By Josh Parr Daily Planet Staff
Saturday August 26, 2000

In the last decade, Oceanview has transformed from an industrial zone and working class residential area to a lucrative shopping district attracting crowds from as far away as Walnut Creek and Silicon Valley. Thursday night’s meeting of the West Berkeley Project Area Commission brought out all the frustrations of an area under dramatic transition, which one commissioner called, “vignettes of class warfare.” 

At the center of the controversy is a proposed weekend street market to be located between Hearst and University avenues on Fifth Street. 

“The market is intended to support low-income residents and vendors who are not benefiting from the Fourth Street economic boom,” says Jim Masters, a project consultant for the West Berkeley Development Corporation. Adds Besty Morris, also on the WBDC, “We’re trying to serve low and moderate income residents of West Berkeley who cannot access the wealth of West Berkeley. This market will provide affordable organic goods, give area artists who aren’t part of the established Berkeley scene a place to sell their work.”  

Working with Kevin Crane, a smartly dressed Caucasian business man from Miami, the corporation wants to open a market which Crane said would be “re-enforcing the cultural and ethnic aspects of this area” similar to one Crane said he’d opened in Little Haiti, Miami. 

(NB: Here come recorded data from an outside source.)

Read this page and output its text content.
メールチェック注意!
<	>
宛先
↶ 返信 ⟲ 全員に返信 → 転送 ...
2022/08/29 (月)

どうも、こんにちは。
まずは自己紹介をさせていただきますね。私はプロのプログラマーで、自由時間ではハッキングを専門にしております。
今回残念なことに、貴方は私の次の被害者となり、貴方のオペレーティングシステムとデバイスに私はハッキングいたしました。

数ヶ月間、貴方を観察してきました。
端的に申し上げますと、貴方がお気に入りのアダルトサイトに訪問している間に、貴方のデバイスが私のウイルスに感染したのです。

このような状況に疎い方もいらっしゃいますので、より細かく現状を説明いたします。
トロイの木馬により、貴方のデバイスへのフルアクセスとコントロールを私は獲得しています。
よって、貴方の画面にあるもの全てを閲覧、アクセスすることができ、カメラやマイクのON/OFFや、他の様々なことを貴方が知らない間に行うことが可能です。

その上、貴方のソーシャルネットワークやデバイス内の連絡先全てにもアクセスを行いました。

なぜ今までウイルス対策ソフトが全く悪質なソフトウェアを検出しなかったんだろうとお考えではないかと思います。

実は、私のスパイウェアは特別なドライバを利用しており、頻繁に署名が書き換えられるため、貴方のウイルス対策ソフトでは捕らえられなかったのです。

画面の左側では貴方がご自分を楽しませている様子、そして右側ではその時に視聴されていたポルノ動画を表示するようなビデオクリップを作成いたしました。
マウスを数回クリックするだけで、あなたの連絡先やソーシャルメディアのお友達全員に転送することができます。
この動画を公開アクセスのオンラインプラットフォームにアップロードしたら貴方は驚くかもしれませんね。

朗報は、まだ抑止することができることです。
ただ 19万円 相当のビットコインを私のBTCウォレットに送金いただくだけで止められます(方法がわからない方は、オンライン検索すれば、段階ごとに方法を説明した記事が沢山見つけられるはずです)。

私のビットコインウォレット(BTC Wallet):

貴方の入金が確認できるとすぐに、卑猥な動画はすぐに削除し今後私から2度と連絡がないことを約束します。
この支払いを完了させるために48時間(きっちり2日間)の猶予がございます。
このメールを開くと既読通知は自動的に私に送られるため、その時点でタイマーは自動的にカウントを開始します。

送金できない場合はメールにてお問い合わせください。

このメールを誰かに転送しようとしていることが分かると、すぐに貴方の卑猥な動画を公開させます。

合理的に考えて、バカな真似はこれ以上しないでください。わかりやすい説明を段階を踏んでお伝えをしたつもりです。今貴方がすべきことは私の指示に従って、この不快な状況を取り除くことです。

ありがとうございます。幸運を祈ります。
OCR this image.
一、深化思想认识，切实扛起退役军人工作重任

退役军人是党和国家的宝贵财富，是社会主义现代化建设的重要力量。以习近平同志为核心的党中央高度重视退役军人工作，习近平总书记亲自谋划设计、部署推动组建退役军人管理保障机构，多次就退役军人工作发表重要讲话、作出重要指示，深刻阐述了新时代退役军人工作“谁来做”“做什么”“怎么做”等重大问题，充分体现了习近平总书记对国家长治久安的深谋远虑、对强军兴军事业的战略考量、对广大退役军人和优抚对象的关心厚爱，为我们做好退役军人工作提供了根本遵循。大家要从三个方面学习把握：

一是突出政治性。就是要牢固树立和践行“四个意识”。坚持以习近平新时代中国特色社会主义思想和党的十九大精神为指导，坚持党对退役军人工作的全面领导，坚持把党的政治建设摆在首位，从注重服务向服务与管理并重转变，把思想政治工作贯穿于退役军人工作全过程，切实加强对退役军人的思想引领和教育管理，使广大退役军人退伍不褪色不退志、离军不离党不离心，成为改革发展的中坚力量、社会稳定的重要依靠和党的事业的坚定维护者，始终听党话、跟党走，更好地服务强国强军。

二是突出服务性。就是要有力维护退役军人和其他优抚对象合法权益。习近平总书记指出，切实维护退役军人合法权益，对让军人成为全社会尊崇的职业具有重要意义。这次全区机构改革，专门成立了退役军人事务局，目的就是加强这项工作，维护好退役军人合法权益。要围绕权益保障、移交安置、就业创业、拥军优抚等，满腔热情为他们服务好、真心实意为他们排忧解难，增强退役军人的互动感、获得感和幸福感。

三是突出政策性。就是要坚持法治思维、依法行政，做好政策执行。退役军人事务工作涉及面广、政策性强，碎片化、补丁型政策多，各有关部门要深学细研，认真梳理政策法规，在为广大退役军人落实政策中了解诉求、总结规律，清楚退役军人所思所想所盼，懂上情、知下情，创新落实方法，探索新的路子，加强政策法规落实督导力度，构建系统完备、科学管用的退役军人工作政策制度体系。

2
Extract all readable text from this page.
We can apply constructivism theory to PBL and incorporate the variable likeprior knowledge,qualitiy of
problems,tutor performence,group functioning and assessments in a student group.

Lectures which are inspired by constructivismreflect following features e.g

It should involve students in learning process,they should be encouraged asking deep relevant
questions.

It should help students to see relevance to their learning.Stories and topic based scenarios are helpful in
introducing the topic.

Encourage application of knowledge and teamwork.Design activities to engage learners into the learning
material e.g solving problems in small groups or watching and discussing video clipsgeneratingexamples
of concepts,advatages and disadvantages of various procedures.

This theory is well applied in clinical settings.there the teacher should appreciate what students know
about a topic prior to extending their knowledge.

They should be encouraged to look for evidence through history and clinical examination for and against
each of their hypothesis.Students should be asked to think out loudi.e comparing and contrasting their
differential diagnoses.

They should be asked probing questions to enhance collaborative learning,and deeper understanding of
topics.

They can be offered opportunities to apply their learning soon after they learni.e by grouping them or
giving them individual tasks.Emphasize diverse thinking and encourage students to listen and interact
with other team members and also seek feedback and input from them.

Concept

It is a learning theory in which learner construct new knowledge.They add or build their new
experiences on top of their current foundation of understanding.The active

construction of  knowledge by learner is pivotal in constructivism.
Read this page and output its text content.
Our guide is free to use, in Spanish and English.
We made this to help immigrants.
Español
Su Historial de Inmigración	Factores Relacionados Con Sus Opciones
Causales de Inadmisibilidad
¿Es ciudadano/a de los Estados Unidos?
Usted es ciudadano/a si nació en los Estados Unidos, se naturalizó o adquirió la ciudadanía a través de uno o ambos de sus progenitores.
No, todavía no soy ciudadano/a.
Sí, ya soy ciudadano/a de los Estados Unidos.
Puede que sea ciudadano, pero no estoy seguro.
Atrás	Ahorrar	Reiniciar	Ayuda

But opposition to the market comes from many sources. Everyone at the meeting said that, while they enjoy markets, and like the idea of fresh produce, the market will exacerbate already existing parking problems. Customers coming to Fourth Street businesses have already overrun existing parking facilities. While business owners want the city to subsidize a parking solution, residents don’t want their streets lined with parking meters.  

Other concerns about the proposed market ranged from car and noise pollution to security and vandalism problems. 

David Larson, a local resident and vice president of marketing for a local firm said: “With a street market here, the litter problem from the itinerant population will only get worse.” 

Others felt that it is these low income residents who have been forgotten as the area charges ahead with redevelopment, and that the debates over how to spend the $2 million in redevelopment money sound like “little vignettes of class warfare.” 

“Everybody is questioning the little people, but who’s questioning the yuppies that come from Walnut Creek? Who’s questioning cars? Studies show that if you build a bigger parking lot, then more cars will come. We need to think about bigger issues than just more parking,” said Commissioner Rhiannon. 

“If there’s so much opposition, they can hold the fair in front of my little shack,” she added. 

While much of the resident opposition did arise from a “not in my backyard” perspective, other issues which might hold up plans for the market center around weekend access to local businesses and parking lots. The managers of Spenger’s Fish Grotto need to grant permission for one of its access ways to the parking lot on the south side of the building to be cut off before a market could be held.  

“That’s simply not agreeable” said Dana Ellsworth, a representative of Spenger’s. “Management does not want their parking lot blocked off.” 

Scott Stone, who represented the owner of two nearby buildings said that such a market would increase his client’s fire insurance and was also worried about access, trash and vandalism. 

If such access issues cannot be resolved, it could spell the end of the proposed market.